Acid reflux isn’t sexy

Acid reflux isn’t sexy, in case anyone didn’t know.

In my wildest fantasies, I don’t sit broodingly across a table in an obscenely expensive restaurant watching as Jake Gyllenhaal nervously uncorks a bottle of wine, only to clear my throat as he begins to pour me a glass and say ‘I’m sorry, not for me, I’ve got aggressive stomach acid’. I guess that exchange could be done with more elegantly placed smoke and mirrors, but subtlety really isn’t my best quality - and the truth would fall out of my mouth somehow. I’d also like to note that it took me slightly too long to decide whether I should use Jake Gyllenhaal or Mads Mikkelsen as an example, like the prospect of going to dinner with either of them was a real life problem that I needed to provide with a real life solution.

I digress into oblivion. Nevertheless, my inability to keep my stomach acid under control is not cool. About eighty percent of the time the problem lies dormant, not bothering me in the slightest, but that twenty percent of time is pretty much padded out with constant moaning, a banquet of bland food that makes me want to gag and dealing with the guilt of having to be that one annoying person that can’t eat a takeaway that everyone else wants. I’m aware this isn’t a particularly interesting subject but, for some reason, I actually quite like writing about mundanity. Slow Thriller is so thrilling. Maybe I just need to get the mundane out of my system, you know, mine for gold a little bit. Get into it. 

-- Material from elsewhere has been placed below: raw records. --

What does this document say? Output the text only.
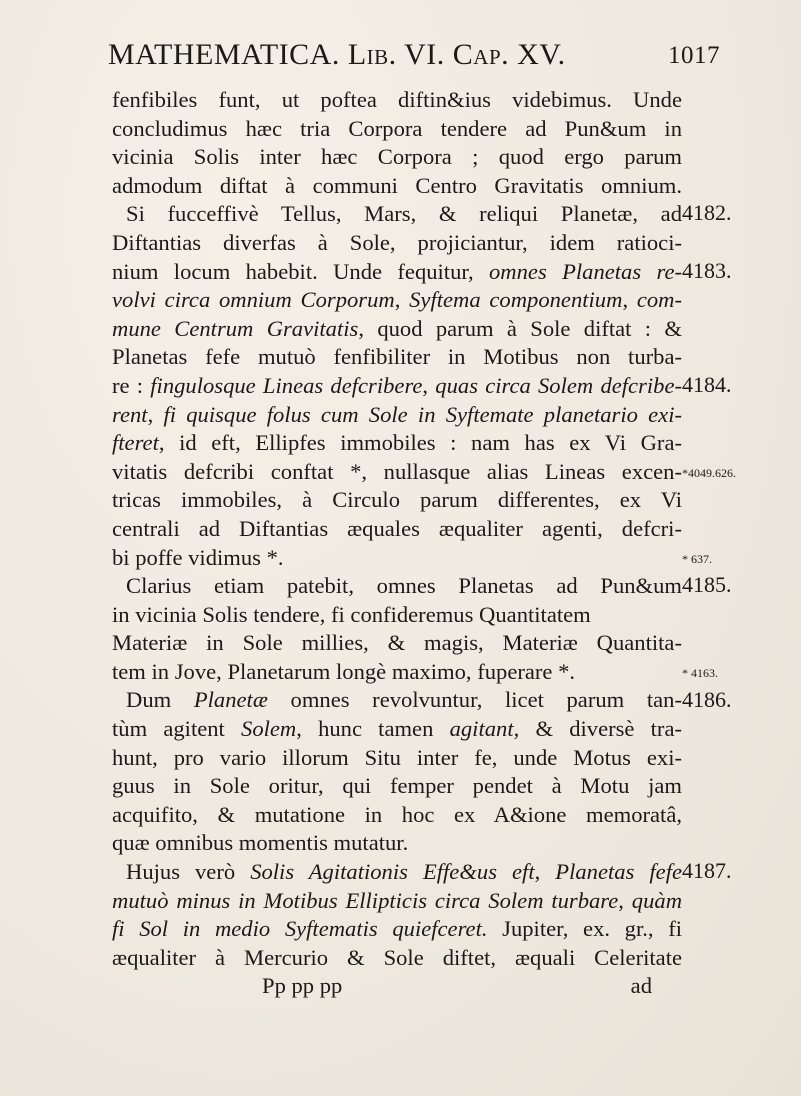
MATHEMATICA. Lib. VI. Cap. XV.	1017
fenfibiles funt, ut poftea diftin&ius videbimus. Unde
concludimus hæc tria Corpora tendere ad Pun&um in
vicinia Solis inter hæc Corpora ; quod ergo parum
admodum diftat à communi Centro Gravitatis omnium.
Si fucceffivè Tellus, Mars, & reliqui Planetæ, ad
Diftantias diverfas à Sole, projiciantur, idem ratioci-
nium locum habebit. Unde fequitur, omnes Planetas re-
volvi circa omnium Corporum, Syftema componentium, com-
mune Centrum Gravitatis, quod parum à Sole diftat : &
Planetas fefe mutuò fenfibiliter in Motibus non turba-
re : fingulosque Lineas defcribere, quas circa Solem defcribe-
rent, fi quisque folus cum Sole in Syftemate planetario exi-
fteret, id eft, Ellipfes immobiles : nam has ex Vi Gra-
vitatis defcribi conftat *, nullasque alias Lineas excen-
tricas immobiles, à Circulo parum differentes, ex Vi
centrali ad Diftantias æquales æqualiter agenti, defcri-
bi poffe vidimus *.
Clarius etiam patebit, omnes Planetas ad Pun&um
in vicinia Solis tendere, fi confideremus Quantitatem
Materiæ in Sole millies, & magis, Materiæ Quantita-
tem in Jove, Planetarum longè maximo, fuperare *.
Dum Planetæ omnes revolvuntur, licet parum tan-
tùm agitent Solem, hunc tamen agitant, & diversè tra-
hunt, pro vario illorum Situ inter fe, unde Motus exi-
guus in Sole oritur, qui femper pendet à Motu jam
acquifito, & mutatione in hoc ex A&ione memoratâ,
quæ omnibus momentis mutatur.
Hujus verò Solis Agitationis Effe&us eft, Planetas fefe
mutuò minus in Motibus Ellipticis circa Solem turbare, quàm
fi Sol in medio Syftematis quiefceret. Jupiter, ex. gr., fi
æqualiter à Mercurio & Sole diftet, æquali Celeritate
Pp pp pp	ad
4182.
4183.
4184.
*4049.626.
* 637.
4185.
* 4163.
4186.
4187.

Probably the worst moment for me when I’m hit with bouts of stomach eating acid is having to go shopping. I have to attempt a quick ninja operation, in and out with my bland foods when, more than anything, I want to walk around in a trance thinking about what delicious things I want to eat. Recently, as I grabbed my wholemeal bread and bananas, I looked around in manic desperation. I could hear the cheese aisle beckon me, with it’s strong, crumbly cheddar and it’s soft, velvety, garlic Boursin. I have a very unhealthy obsession with cured meats, a complete sucker for saltiness and I was dreaming of these sandwiches I make; crusty thick-cut bread, lathered with mayo and layered with hastily cut cheddar, salty prosciutto and the sweetest, crunchiest plum tomatoes I can find. I am torturing myself. I am sitting her salivating like a complete idiot. I don’t know how food writers do it. I mean, even then, I was walking around the shops salivating, dreaming of shoving cheese into my mouth.

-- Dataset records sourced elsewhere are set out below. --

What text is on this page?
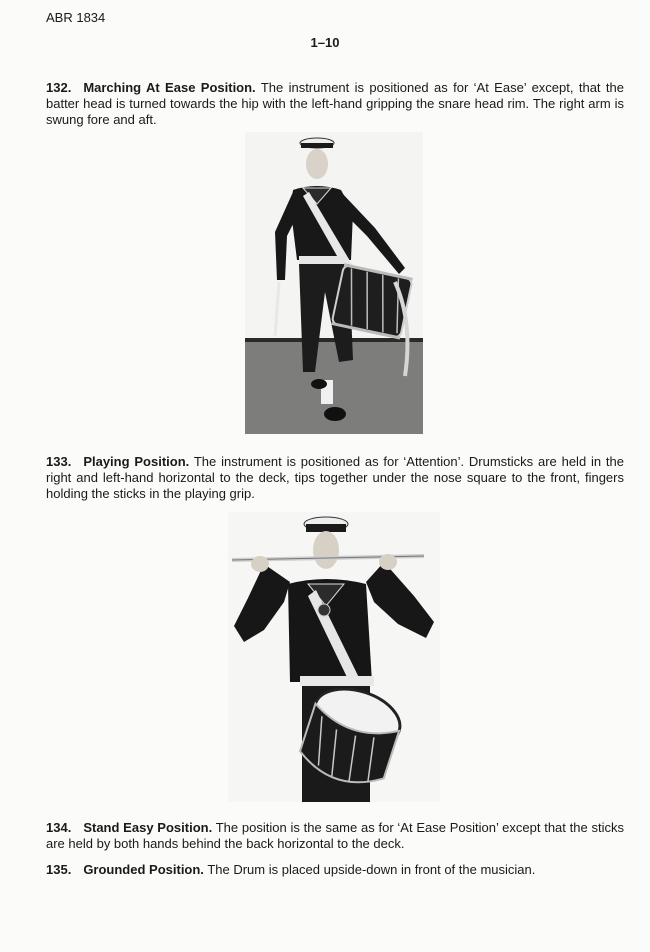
ABR 1834
1–10
132. Marching At Ease Position. The instrument is positioned as for ‘At Ease’ except, that the batter head is turned towards the hip with the left-hand gripping the snare head rim. The right arm is swung fore and aft.
133. Playing Position. The instrument is positioned as for ‘Attention’. Drumsticks are held in the right and left-hand horizontal to the deck, tips together under the nose square to the front, fingers holding the sticks in the playing grip.
134. Stand Easy Position. The position is the same as for ‘At Ease Position’ except that the sticks are held by both hands behind the back horizontal to the deck.
135. Grounded Position. The Drum is placed upside-down in front of the musician.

This was all before I had to run past the cake aisle. My imagination went into overdrive, I started to think I would do anything to be in Bruce Bogtrotters shoes. To feel that rich, spongy, chocolate on my tongue. Has anyone else literally ached for cake? I feel like I’m really letting you into the inner workings of my psyche right now, which is embarrassing because it’s mostly about self-doubt and cake. I’m not as mysterious as I make out... I’m just an idiot who will go after a sandwich for a weeks worth of pain.